Aún así, la recreación de las viejas batallas sobre el polvo, nos conmueve a quienes nuestra niñez estuvo soldada a una bicicleta. Ver a los mejores corredores bajo esa nube de polvo, atravesando los caminos de la Toscana, reactiva nuestro viaje a los caminos de la infancia, cuando con las primeras bicicletas nos lanzábamos por los senderos de tierra, en salidas furtivas, porque en las carreteras estábamos demasiado a la vista. Actuábamos como exploradores, en escapadas que nos permitían conocer mejor la periferia de nuestro pueblo. Nos perdíamos por cada caminito, llegábamos a cada caserío, nos impregnábamos de nuestra tierra, de manzanos, hierba, olores. Y eso nos hacía crecer y amar. La bicicleta tiene esa medida, ese alcance, óptimo para llegar a todos los capilares de un lugar. En esos caminos de tierra, uno también se sentía heroico. Se escenificaba mejor que en ningún sitio el combate contra uno mismo, y contra los elementos, simbolizados en esa ruta pedregosa que había que domar con maestría y a la máxima velocidad posible.

Esta idea de la vuelta del ciclismo a los senderos, ha tenido tanto éxito que ha generado incluso un nuevo tipo de bicicleta, a la que llaman gravel. Mirando estas bicicletas encontramos que se parecen mucho a aquellas con las que nos metíamos en los caminos, sobre todo por los neumáticos más gruesos que los de las de carretera. Empezábamos con cubiertas que permitían aquel gravel, pero como nuestro mito evolucionaba hacia el asfalto, el progreso, íbamos cambiando a los tubulares finos, cuando, perdida la inocencia del descubrimiento y la infancia, nos adentrábamos en el terreno adulto de la competición.
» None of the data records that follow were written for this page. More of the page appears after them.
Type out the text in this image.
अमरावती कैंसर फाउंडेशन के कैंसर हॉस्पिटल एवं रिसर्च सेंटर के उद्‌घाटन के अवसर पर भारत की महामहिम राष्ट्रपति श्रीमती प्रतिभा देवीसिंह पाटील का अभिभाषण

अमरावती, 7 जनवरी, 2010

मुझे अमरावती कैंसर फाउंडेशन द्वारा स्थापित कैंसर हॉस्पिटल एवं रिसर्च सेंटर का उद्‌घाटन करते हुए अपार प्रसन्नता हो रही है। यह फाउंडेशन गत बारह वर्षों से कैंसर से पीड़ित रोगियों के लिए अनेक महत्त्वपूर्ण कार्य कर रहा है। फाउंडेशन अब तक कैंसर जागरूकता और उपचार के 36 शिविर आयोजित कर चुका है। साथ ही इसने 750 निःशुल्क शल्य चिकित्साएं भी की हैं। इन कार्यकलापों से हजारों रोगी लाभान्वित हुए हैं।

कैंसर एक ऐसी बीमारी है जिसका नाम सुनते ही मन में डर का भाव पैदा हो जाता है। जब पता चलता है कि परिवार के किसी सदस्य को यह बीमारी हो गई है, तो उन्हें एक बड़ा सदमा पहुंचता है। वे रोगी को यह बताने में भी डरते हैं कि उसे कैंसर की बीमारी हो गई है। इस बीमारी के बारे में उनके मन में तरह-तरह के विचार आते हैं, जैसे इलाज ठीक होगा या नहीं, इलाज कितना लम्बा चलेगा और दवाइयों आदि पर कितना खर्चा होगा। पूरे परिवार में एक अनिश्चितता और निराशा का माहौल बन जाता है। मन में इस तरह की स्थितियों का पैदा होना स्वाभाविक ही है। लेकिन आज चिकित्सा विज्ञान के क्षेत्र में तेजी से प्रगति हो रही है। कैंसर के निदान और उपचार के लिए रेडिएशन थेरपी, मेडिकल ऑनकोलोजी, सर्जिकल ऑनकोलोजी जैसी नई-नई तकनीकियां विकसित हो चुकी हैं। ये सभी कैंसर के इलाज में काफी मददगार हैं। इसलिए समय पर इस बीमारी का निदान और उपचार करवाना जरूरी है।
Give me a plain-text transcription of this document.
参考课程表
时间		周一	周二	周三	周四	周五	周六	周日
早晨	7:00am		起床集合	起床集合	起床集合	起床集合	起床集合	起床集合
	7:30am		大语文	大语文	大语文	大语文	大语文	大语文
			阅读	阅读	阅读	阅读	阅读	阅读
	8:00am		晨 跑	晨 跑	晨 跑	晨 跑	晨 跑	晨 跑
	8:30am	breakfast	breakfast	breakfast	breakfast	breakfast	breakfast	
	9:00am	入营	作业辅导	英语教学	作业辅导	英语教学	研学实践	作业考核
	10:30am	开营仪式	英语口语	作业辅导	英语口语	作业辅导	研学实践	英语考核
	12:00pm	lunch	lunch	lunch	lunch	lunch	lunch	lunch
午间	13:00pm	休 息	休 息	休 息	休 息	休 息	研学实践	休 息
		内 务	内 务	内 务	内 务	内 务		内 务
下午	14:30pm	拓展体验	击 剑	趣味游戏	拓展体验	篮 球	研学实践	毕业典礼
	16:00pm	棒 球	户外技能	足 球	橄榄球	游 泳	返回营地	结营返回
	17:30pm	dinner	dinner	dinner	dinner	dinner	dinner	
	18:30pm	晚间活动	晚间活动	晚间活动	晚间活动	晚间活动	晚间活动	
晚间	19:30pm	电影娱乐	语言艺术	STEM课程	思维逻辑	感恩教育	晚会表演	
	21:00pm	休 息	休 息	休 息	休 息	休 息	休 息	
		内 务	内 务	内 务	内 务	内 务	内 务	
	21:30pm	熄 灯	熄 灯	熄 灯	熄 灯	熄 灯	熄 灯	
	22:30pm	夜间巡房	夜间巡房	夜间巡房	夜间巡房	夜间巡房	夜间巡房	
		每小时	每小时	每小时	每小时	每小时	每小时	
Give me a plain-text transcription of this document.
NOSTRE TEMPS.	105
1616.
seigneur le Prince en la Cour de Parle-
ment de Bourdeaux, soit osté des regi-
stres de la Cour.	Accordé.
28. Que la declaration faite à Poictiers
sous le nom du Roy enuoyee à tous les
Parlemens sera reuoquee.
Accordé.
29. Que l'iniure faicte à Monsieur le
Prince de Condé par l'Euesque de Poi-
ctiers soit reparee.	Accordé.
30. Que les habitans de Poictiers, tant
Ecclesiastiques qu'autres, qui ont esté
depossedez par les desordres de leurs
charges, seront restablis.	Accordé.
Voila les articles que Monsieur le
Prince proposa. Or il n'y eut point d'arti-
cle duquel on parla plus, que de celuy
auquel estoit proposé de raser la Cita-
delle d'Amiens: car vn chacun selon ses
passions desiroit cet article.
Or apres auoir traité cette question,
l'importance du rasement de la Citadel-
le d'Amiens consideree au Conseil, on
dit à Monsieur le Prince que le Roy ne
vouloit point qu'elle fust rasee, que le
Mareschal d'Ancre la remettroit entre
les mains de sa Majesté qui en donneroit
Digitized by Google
Hablando de materiales, de tecnología, este comienzo de temporada permite comprobar un aspecto: se han impuesto los frenos de disco. Salvo un par de equipos, el resto ya los llevan. A mí, sin embargo, no me convencen. Yo soy partidario de los de herradura. Reconozco en esta elección un problema de juventud. Disputaba una carrera que terminaba en el santuario de la virgen de Dorleta, en Salinas de Leniz, cuando en la subida final me percaté de que la rueda rozaba en la zapata. Tuve que detenerme, centrar la rueda, y apretar bien el cierre, que estaba suelto. Guardo un recuerdo agridulce, malo por el incidente, pero hermoso porque aún llegué el séptimo, tras adelantar a muchos corredores. Pero se me quedó una obsesión: necesito ver espacio, un rayo de luz entre rueda y zapatas, y estas, en los nuevos frenos van tan juntas al disco, que no me fío. Ha habido avances revolucionarios en el ciclismo, antiguamente el cierre rápido de la rueda, el cambio de velocidades de paralelogramo; y en el ciclismo moderno los pedales automáticos, los cambios en las manetas, que proporcionan más seguridad y permiten cambiar de pie, atacando. A los frenos de disco no los incluyo en esta categoría revolucionaria.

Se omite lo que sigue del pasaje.